No one seems put out by the unusual arrangements. Certainly not Anam Vahora, a young woman at the wheel of a black SUV near the front of the line.

“Ramadan? I see it as a time to stay away from sin, reconnect with where you come from, and purify your soul,” Vahora, 17, a high school student from Ellicott City, says through a rolled-down window. “And one thing Ramadan teaches is patience.”

Patience is an essential virtue in Islam, and not just during Ramadan, a period of fasting, prayer and atonement considered the faith’s most sacred time. It’s viewed as a measure of one’s gratitude and trust in God.

 

The past 14 months have placed an emphasis on the virtue of patience at the Islamic Society of Baltimore, a close-knit community of faith in Windsor Mill that serves an estimated 14,000 regular attendees.

Officials of the mosque, the largest in the Baltimore area, were quick to shut down virtually all on-site activities when the coronavirus first made its presence felt in Maryland in March 2020.

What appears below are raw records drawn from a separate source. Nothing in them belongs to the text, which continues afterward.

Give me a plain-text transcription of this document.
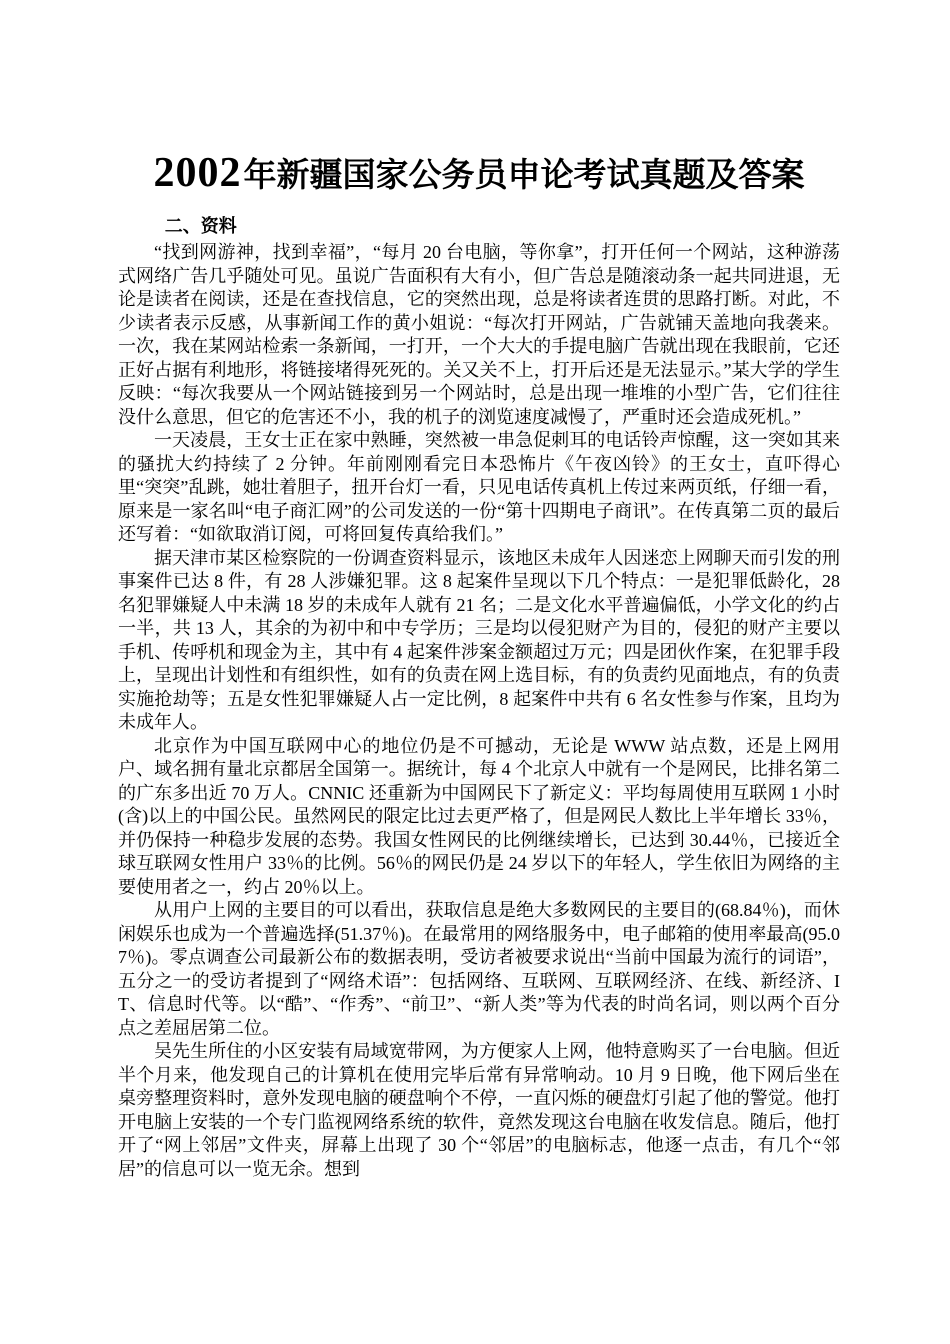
2002年新疆国家公务员申论考试真题及答案
二、资料

“找到网游神，找到幸福”，“每月 20 台电脑，等你拿”，打开任何一个网站，这种游荡式网络广告几乎随处可见。虽说广告面积有大有小，但广告总是随滚动条一起共同进退，无论是读者在阅读，还是在查找信息，它的突然出现，总是将读者连贯的思路打断。对此，不少读者表示反感，从事新闻工作的黄小姐说：“每次打开网站，广告就铺天盖地向我袭来。一次，我在某网站检索一条新闻，一打开，一个大大的手提电脑广告就出现在我眼前，它还正好占据有利地形，将链接堵得死死的。关又关不上，打开后还是无法显示。”某大学的学生反映：“每次我要从一个网站链接到另一个网站时，总是出现一堆堆的小型广告，它们往往没什么意思，但它的危害还不小，我的机子的浏览速度减慢了，严重时还会造成死机。”

一天凌晨，王女士正在家中熟睡，突然被一串急促刺耳的电话铃声惊醒，这一突如其来的骚扰大约持续了 2 分钟。年前刚刚看完日本恐怖片《午夜凶铃》的王女士，直吓得心里“突突”乱跳，她壮着胆子，扭开台灯一看，只见电话传真机上传过来两页纸，仔细一看，原来是一家名叫“电子商汇网”的公司发送的一份“第十四期电子商讯”。在传真第二页的最后还写着：“如欲取消订阅，可将回复传真给我们。”

据天津市某区检察院的一份调查资料显示，该地区未成年人因迷恋上网聊天而引发的刑事案件已达 8 件，有 28 人涉嫌犯罪。这 8 起案件呈现以下几个特点：一是犯罪低龄化，28 名犯罪嫌疑人中未满 18 岁的未成年人就有 21 名；二是文化水平普遍偏低，小学文化的约占一半，共 13 人，其余的为初中和中专学历；三是均以侵犯财产为目的，侵犯的财产主要以手机、传呼机和现金为主，其中有 4 起案件涉案金额超过万元；四是团伙作案，在犯罪手段上，呈现出计划性和有组织性，如有的负责在网上选目标，有的负责约见面地点，有的负责实施抢劫等；五是女性犯罪嫌疑人占一定比例，8 起案件中共有 6 名女性参与作案，且均为未成年人。

北京作为中国互联网中心的地位仍是不可撼动，无论是 WWW 站点数，还是上网用户、域名拥有量北京都居全国第一。据统计，每 4 个北京人中就有一个是网民，比排名第二的广东多出近 70 万人。CNNIC 还重新为中国网民下了新定义：平均每周使用互联网 1 小时(含)以上的中国公民。虽然网民的限定比过去更严格了，但是网民人数比上半年增长 33％，并仍保持一种稳步发展的态势。我国女性网民的比例继续增长，已达到 30.44％，已接近全球互联网女性用户 33％的比例。56％的网民仍是 24 岁以下的年轻人，学生依旧为网络的主要使用者之一，约占 20％以上。

从用户上网的主要目的可以看出，获取信息是绝大多数网民的主要目的(68.84％)，而休闲娱乐也成为一个普遍选择(51.37％)。在最常用的网络服务中，电子邮箱的使用率最高(95.07％)。零点调查公司最新公布的数据表明，受访者被要求说出“当前中国最为流行的词语”，五分之一的受访者提到了“网络术语”：包括网络、互联网、互联网经济、在线、新经济、IT、信息时代等。以“酷”、“作秀”、“前卫”、“新人类”等为代表的时尚名词，则以两个百分点之差屈居第二位。

吴先生所住的小区安装有局域宽带网，为方便家人上网，他特意购买了一台电脑。但近半个月来，他发现自己的计算机在使用完毕后常有异常响动。10 月 9 日晚，他下网后坐在桌旁整理资料时，意外发现电脑的硬盘响个不停，一直闪烁的硬盘灯引起了他的警觉。他打开电脑上安装的一个专门监视网络系统的软件，竟然发现这台电脑在收发信息。随后，他打开了“网上邻居”文件夹，屏幕上出现了 30 个“邻居”的电脑标志，他逐一点击，有几个“邻居”的信息可以一览无余。想到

A schedule of five obligatory daily prayers was canceled at the mosque for months. So were communal Friday afternoon prayers. Youth group functions, lectures and social events were scrubbed. Volunteers developed a system to livestream religious activities on the mosque website.

With social distancing guidelines, the mosque’s in-person worship has been cut from 2,000 people to 160. Worshippers are required to undergo temperature checks, wear masks and bring prayer rugs (the mosque provides wax paper for those who forget). A massive plastic tarp covers the floors.